Rootfinding of inverse-CDF of Gaussian mixture with Newton solver

I have a series of sample quantiles with known probabilities, and I know the quantiles were calculated from a sample from a Gaussian mixture distribution. I assume the quantiles follow a normal distribution where the inverse-CDF of the Gaussian mixture is the mean and the variance covariance matrix is also a function of the inverse-CDF. I’m trying to use a Newton solver to calculate the inverse-CDF. I get the follow error, however.

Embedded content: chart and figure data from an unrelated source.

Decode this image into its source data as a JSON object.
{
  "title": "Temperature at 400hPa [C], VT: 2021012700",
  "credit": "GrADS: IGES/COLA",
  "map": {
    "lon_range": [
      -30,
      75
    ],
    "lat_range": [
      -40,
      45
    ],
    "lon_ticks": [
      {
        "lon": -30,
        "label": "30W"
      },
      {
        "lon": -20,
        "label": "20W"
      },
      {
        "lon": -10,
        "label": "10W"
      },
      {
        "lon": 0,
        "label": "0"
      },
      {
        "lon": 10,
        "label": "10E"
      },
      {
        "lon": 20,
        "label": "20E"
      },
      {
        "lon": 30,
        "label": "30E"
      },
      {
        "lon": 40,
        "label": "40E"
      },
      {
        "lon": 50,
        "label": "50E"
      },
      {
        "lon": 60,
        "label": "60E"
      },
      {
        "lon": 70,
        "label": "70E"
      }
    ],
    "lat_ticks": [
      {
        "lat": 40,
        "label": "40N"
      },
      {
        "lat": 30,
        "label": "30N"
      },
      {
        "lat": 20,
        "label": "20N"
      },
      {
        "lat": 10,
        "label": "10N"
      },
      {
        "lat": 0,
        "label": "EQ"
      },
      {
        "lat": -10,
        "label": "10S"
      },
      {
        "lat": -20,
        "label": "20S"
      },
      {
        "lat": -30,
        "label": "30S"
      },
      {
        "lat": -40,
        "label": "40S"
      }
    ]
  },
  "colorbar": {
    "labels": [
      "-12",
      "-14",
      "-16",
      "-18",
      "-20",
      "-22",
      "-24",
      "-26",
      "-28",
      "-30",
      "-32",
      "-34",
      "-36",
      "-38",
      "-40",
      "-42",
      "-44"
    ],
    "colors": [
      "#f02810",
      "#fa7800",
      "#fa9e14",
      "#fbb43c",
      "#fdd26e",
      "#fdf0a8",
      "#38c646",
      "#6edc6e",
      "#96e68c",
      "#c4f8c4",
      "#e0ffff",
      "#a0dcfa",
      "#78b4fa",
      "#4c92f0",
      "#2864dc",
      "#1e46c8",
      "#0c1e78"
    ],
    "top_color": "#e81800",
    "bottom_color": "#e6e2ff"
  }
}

Chain 1 Unrecoverable error evaluating the log probability at the initial value. 
Chain 1 Exception: The linear solver’s setup function failed in an unrecoverable manner. (in 'C:/Users/SPENCE~1/AppData/Local/Temp/RtmpiWuE4p/model-5c68512547fb.stan', line 62, column 4 to column 69) 

I think there could be a number of issues, including not using the correct datatypes, but I’m unable to find useful examples of how to do it properly. My STAN program is below, as well as some R code that can generate the data I’m trying to fit.

  vector GMInv_CDF(vector Q, real p, vector pi, vector mu, 
                   vector sigma) {
    vector[1] z;
    real cdf;
    // this encodes the cdf from which we want to sample
    cdf = pi[1]*normal_cdf(Q[1] | mu[1], sigma[1]) +
          pi[2]*normal_cdf(Q[1] | mu[2], sigma[2]);
    z[1] = cdf - p;
    return z;
  real GM_PDF(vector mu, vector sigma, vector pi, vector y) {
    real density;
    density = pi[1]*exp(normal_lpdf(y[1] | mu[1], sigma[1])) + 
              pi[2]*exp(normal_lpdf(y[1] | mu[2], sigma[2]));
    return density;

data {
  int<lower=0> N;
  row_vector[N] Q;
  vector<lower=0, upper=1>[N] p;
  int<lower=1> n_components;
  real m;
  real<lower=0> c; 
  real<lower=0> sv; // sd prior sd
  real<lower=0> nv; // n prior sd
  vector<lower=0>[n_components] alpha;

parameters {
  vector[n_components] mus;
  vector<lower=0>[n_components] sigmas;
  real<lower=0> n;
  vector<lower=0,upper=1>[n_components] pi;

transformed parameters {
  vector[1] Qi[N];
  matrix<lower=0>[N, N] q_var;
  vector[n_components] pit;

  pit = softmax(pi);
  for (i in 1:N) {
    vector[1] Q_guess = [Q[i]]';
    Qi[i] = solve_newton(GMInv_CDF, Q_guess, p[i], pit, mus, sigmas);
  for (i in 1:N) {
    for (j in 1:i) {
      q_var[i, j] = (fmin(p[i],p[j])*(1 - fmax(p[i],p[j]))) / 
                    (n*GM_PDF(mus, sigmas, pit, Qi[i])*
                     GM_PDF(mus, sigmas, pit, Qi[j]));
      q_var[j, i] = q_var[i, j];


model {
  pi ~ normal(4,5);
  mus ~ normal(5,4);
  sigmas ~ normal(0,4);
  n ~ normal(0, nv);

  Q ~ multi_normal(Qi, q_var);

#sample size
n <- 400
#make mixture distribution
mdist <- UnivarMixingDistribution(Norm(1, 1.1), 
                                  Norm(10.5, 1.1),
                                  mixCoeff = c(.4, .6))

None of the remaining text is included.